The new liquidity facility is the culmination of a decade of attempts at the IMF, after the Asian financial crisis of 1997-98, to come up with a way of protecting emerging markets from financial problems.
Australian fiscal action
In recent weeks, the Australian Government and Reserve Bank of Australia have also acted swiftly to avoid a significant downturn in the domestic economy.
The emergency action includes lower interest rates and a boost in public sector investment.
The Federal Government has announced a A$10.4 bn stimulus package designed to boost spending and confidence, including changes to the first Homeowners Grant, pension reform and support payments for low and middle income families, bringing forward infrastructure projects and creating additional training places to support employment.

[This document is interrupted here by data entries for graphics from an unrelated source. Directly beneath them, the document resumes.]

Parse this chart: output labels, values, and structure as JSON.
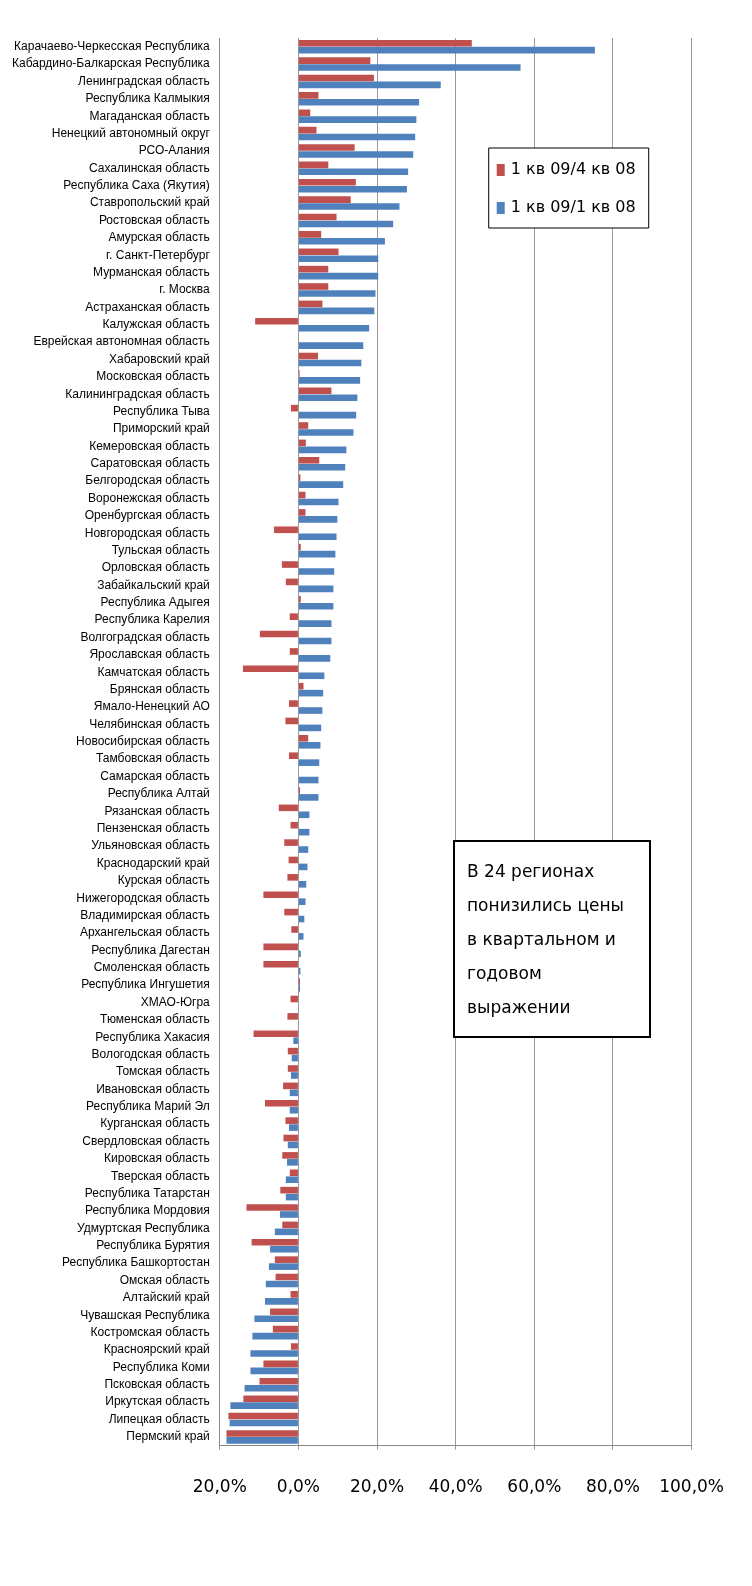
{
  "chart_data": {
    "type": "bar",
    "orientation": "horizontal",
    "categories": [
      "Карачаево-Черкесская Республика",
      "Кабардино-Балкарская Республика",
      "Ленинградская область",
      "Республика Калмыкия",
      "Магаданская область",
      "Ненецкий автономный округ",
      "РСО-Алания",
      "Сахалинская область",
      "Республика Саха (Якутия)",
      "Ставропольский край",
      "Ростовская область",
      "Амурская область",
      "г. Санкт-Петербург",
      "Мурманская область",
      "г. Москва",
      "Астраханская область",
      "Калужская область",
      "Еврейская автономная область",
      "Хабаровский край",
      "Московская область",
      "Калининградская область",
      "Республика Тыва",
      "Приморский край",
      "Кемеровская область",
      "Саратовская область",
      "Белгородская область",
      "Воронежская область",
      "Оренбургская область",
      "Новгородская область",
      "Тульская область",
      "Орловская область",
      "Забайкальский край",
      "Республика Адыгея",
      "Республика Карелия",
      "Волгоградская область",
      "Ярославская область",
      "Камчатская область",
      "Брянская область",
      "Ямало-Ненецкий АО",
      "Челябинская область",
      "Новосибирская область",
      "Тамбовская область",
      "Самарская область",
      "Республика Алтай",
      "Рязанская область",
      "Пензенская область",
      "Ульяновская область",
      "Краснодарский край",
      "Курская область",
      "Нижегородская область",
      "Владимирская область",
      "Архангельская область",
      "Республика Дагестан",
      "Смоленская область",
      "Республика Ингушетия",
      "ХМАО-Югра",
      "Тюменская область",
      "Республика Хакасия",
      "Вологодская область",
      "Томская область",
      "Ивановская область",
      "Республика Марий Эл",
      "Курганская область",
      "Свердловская область",
      "Кировская область",
      "Тверская область",
      "Республика Татарстан",
      "Республика Мордовия",
      "Удмуртская Республика",
      "Республика Бурятия",
      "Республика Башкортостан",
      "Омская область",
      "Алтайский край",
      "Чувашская Республика",
      "Костромская область",
      "Красноярский край",
      "Республика Коми",
      "Псковская область",
      "Иркутская область",
      "Липецкая область",
      "Пермский край"
    ],
    "series": [
      {
        "name": "1 кв 09/4 кв 08",
        "color": "#c0504d",
        "values": [
          44.1,
          18.3,
          19.2,
          5.1,
          3.0,
          4.6,
          14.3,
          7.6,
          14.6,
          13.3,
          9.7,
          5.8,
          10.2,
          7.6,
          7.6,
          6.1,
          -11.0,
          0,
          5.0,
          0.3,
          8.4,
          -1.9,
          2.5,
          1.9,
          5.3,
          0.5,
          1.8,
          1.8,
          -6.2,
          0.6,
          -4.2,
          -3.2,
          0.6,
          -2.2,
          -9.8,
          -2.2,
          -14.1,
          1.3,
          -2.4,
          -3.3,
          2.5,
          -2.4,
          0,
          0.4,
          -5.0,
          -2.0,
          -3.6,
          -2.5,
          -2.8,
          -8.9,
          -3.6,
          -1.8,
          -8.9,
          -8.9,
          0.4,
          -2.0,
          -2.8,
          -11.4,
          -2.7,
          -2.7,
          -3.9,
          -8.5,
          -3.3,
          -3.8,
          -4.1,
          -2.2,
          -4.6,
          -13.2,
          -4.1,
          -11.9,
          -6.0,
          -5.8,
          -2.0,
          -7.2,
          -6.5,
          -1.9,
          -8.9,
          -9.9,
          -14.0,
          -17.8,
          -18.3
        ]
      },
      {
        "name": "1 кв 09/1 кв 08",
        "color": "#4f81bd",
        "values": [
          75.4,
          56.5,
          36.2,
          30.7,
          30.0,
          29.7,
          29.2,
          27.9,
          27.6,
          25.7,
          24.1,
          22.0,
          20.3,
          20.3,
          19.6,
          19.3,
          18.0,
          16.5,
          16.0,
          15.7,
          15.0,
          14.7,
          14.0,
          12.2,
          11.9,
          11.4,
          10.2,
          9.9,
          9.7,
          9.4,
          9.1,
          8.9,
          8.9,
          8.4,
          8.4,
          8.1,
          6.6,
          6.3,
          6.1,
          5.8,
          5.6,
          5.3,
          5.1,
          5.1,
          2.8,
          2.8,
          2.5,
          2.3,
          2.0,
          1.8,
          1.5,
          1.3,
          0.6,
          0.5,
          0.4,
          null,
          null,
          -1.3,
          -1.7,
          -1.9,
          -2.2,
          -2.2,
          -2.4,
          -2.7,
          -2.9,
          -3.2,
          -3.2,
          -4.7,
          -6.0,
          -7.2,
          -7.5,
          -8.3,
          -8.5,
          -11.2,
          -11.7,
          -12.2,
          -12.2,
          -13.7,
          -17.3,
          -17.5,
          -18.3
        ]
      }
    ],
    "xlim": [
      -20,
      100
    ],
    "xticks": [
      {
        "value": -20,
        "label": "20,0%"
      },
      {
        "value": 0,
        "label": "0,0%"
      },
      {
        "value": 20,
        "label": "20,0%"
      },
      {
        "value": 40,
        "label": "40,0%"
      },
      {
        "value": 60,
        "label": "60,0%"
      },
      {
        "value": 80,
        "label": "80,0%"
      },
      {
        "value": 100,
        "label": "100,0%"
      }
    ],
    "grid": "x",
    "legend": "top right",
    "annotations": [
      "В 24 регионах понизились цены в квартальном и годовом выражении"
    ]
  }
}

It has also indicated it will instigate a massive injection of A$6 bn to the automotive industry to ensure its long-term survival.
In an effort to stabilise the domestic financial system, the Federal Government has also agreed to guarantee savings deposits up to A$1m, as well as loans used by Australian banks to raise capital on wholesale funding markets.
It has also followed the US lead and decided to allocate A$8bn to purchase mortgage-backed securities in a bid to boost liquidity.
The Reserve Bank of Australia has also acted by slashing its benchmark interest rate by 75 basis points to 5.25%, the third cut since September when the cash rate was 7.25%.
In making the cut, the Reserve Bank cited reduced Chinese growth and lower commodity prices as key factors. Infrastructure and steel As part of the government’s plan to boost infrastructure projects, it is working closely with the states to speed up the federal audit of the country’s infrastructure requirements.
Infrastructure Australia will present its audit findings by the end of December this year.
The domestic steel industry is likely to experience positive spin-offs from the Government’s desire to speed up the public investment drive, which is designed to assist in both city and regional areas.